Good governance may well include clean governance but is it also about delivering services, being responsive to the needs of the citizenry and involving them in decisions affecting their lives. But back to Levy’s work. Levy is critical of the worldview of an age gone past which simply demands that challenges such as corruption ought to be fought in order to stimulate growth and development. This kind of thinking, he suggests, is stale. In a number of case studies, for example the one on Bangladesh, he states that when the new government came in and viciously attacked corrupt systems and individuals, growth and development were hampered rather than spurred. 

Instead Levy is much more interested in the existing institutions of a society and suggests that those interested in growth and development “work with the grain” rather than against it. It is in this respect too that one has to disagree with Professor Soni when he implies that the distortion of the “…political economy where dysfunctional state-owned enterprises and private enterprises work in cahoots to create fertile ground for rent seeking, looting and the major cause of grief for the citizenry – especially the poor…” came about only in the last two decades.

The political economy of South Africa, as stated earlier, was always distorted. State-owned enterprises, contrary to popular belief today, were always dysfunctional, especially under apartheid, and private enterprises were always working in cahoots with those seeking rent, looting and a cause of major grief. Before 1994, they were usually members of the Afrikaner Broederbond, the English elite and even today this class continues to reign. Just a pity an Indian family decided to mess in their pie and all of us got to hear about it.

What a pity that we Africans have lived up to the corrupt narrative that others have painted us with. What a pity we have internalised this as South Africans and think that, yes, we too have gone with the rest of Africa. As if corruption is unique to Africa!   
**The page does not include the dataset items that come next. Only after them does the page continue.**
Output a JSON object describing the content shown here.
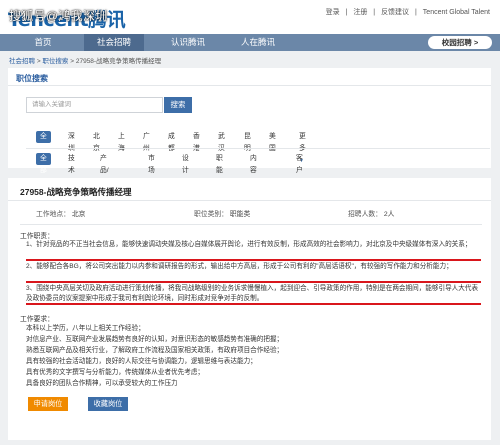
{
  "brand": {
    "logo_text": "Tencent腾讯",
    "watermark": "搜狐号@鸿我深圳"
  },
  "top_links": [
    "登录",
    "|",
    "注册",
    "|",
    "反馈建议",
    "|",
    "Tencent Global Talent"
  ],
  "nav": {
    "items": [
      "首页",
      "社会招聘",
      "认识腾讯",
      "人在腾讯"
    ],
    "active_index": 1,
    "school_button": "校园招聘 >"
  },
  "breadcrumb": {
    "home": "社会招聘",
    "sep": ">",
    "section": "职位搜索",
    "current": "27958-战略竞争策略传播经理"
  },
  "search": {
    "title": "职位搜索",
    "placeholder": "请输入关键词",
    "button": "搜索",
    "locations": [
      "全部",
      "深圳",
      "北京",
      "上海",
      "广州",
      "成都",
      "香港",
      "武汉",
      "昆明",
      "美国"
    ],
    "more": "更多",
    "categories": [
      "全部",
      "技术类",
      "产品/项目类",
      "市场类",
      "设计类",
      "职能类",
      "内容编辑类",
      "客户服务类"
    ]
  },
  "job": {
    "title": "27958-战略竞争策略传播经理",
    "location_label": "工作地点：",
    "location": "北京",
    "category_label": "职位类别：",
    "category": "职能类",
    "headcount_label": "招聘人数：",
    "headcount": "2人",
    "duties_title": "工作职责：",
    "duties": [
      "1、针对竞品的不正当社会信息，能够快速调动央媒及核心自媒体展开舆论，进行有效反制，形成高效的社会影响力，对北京及中央级媒体有深入的关系；",
      "2、能够配合各BG，将公司突出能力以内参和调研报告的形式，输出给中方高层，形成于公司有利的\"高层话语权\"，有较强的写作能力和分析能力；",
      "3、围绕中央高层关切及政府活动进行策划传播，将我司战略级别的业务诉求慢慢植入，起到迎合、引导政策的作用，特别是在两会期间，能够引导人大代表及政协委员的议案提案中形成于我司有利舆论环境，同时形成对竞争对手的反制。"
    ],
    "requirements_title": "工作要求：",
    "requirements": [
      "本科以上学历，八年以上相关工作经验；",
      "对信息产业、互联网产业发展趋势有良好的认知，对意识形态的敏感趋势有准确的把握；",
      "熟悉互联网产品及相关行业，了解政府工作流程及国家相关政策，有政府项目合作经验；",
      "具有较强的社会活动能力，良好的人际交往与协调能力，逻辑思维与表达能力；",
      "具有优秀的文字撰写与分析能力，传统媒体从业者优先考虑；",
      "具备良好的团队合作精神，可以承受较大的工作压力"
    ],
    "apply_button": "申请岗位",
    "favorite_button": "收藏岗位"
  },
  "colors": {
    "primary": "#3d6ea8",
    "nav_bar": "#6b87a8",
    "apply": "#f08a00",
    "annotation_red": "#d9161c"
  }
}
Like Fanon, Soni is wise. Yet we must ask whether Fanon provides us with the necessary tools to fight unemployment, inequality and poverty today. Corruption like all other crime is but a symptom of our illness. The cohort which led and won our freedom, of which Professor Soni was a member, fought for just that: freedom. It is now incumbent on my generation to fight for justice. 

For above all, it is my contention that it is an unjust system in South Africa, safeguarded by the 1994 compromise, that really causes and perpetuates poverty and inequalities!  

Wesley Seale has a MA in Governance and Development (Merit) from the Institute of Development Studies, University of Sussex. He is currently pursuing his PhD in Beijing, China.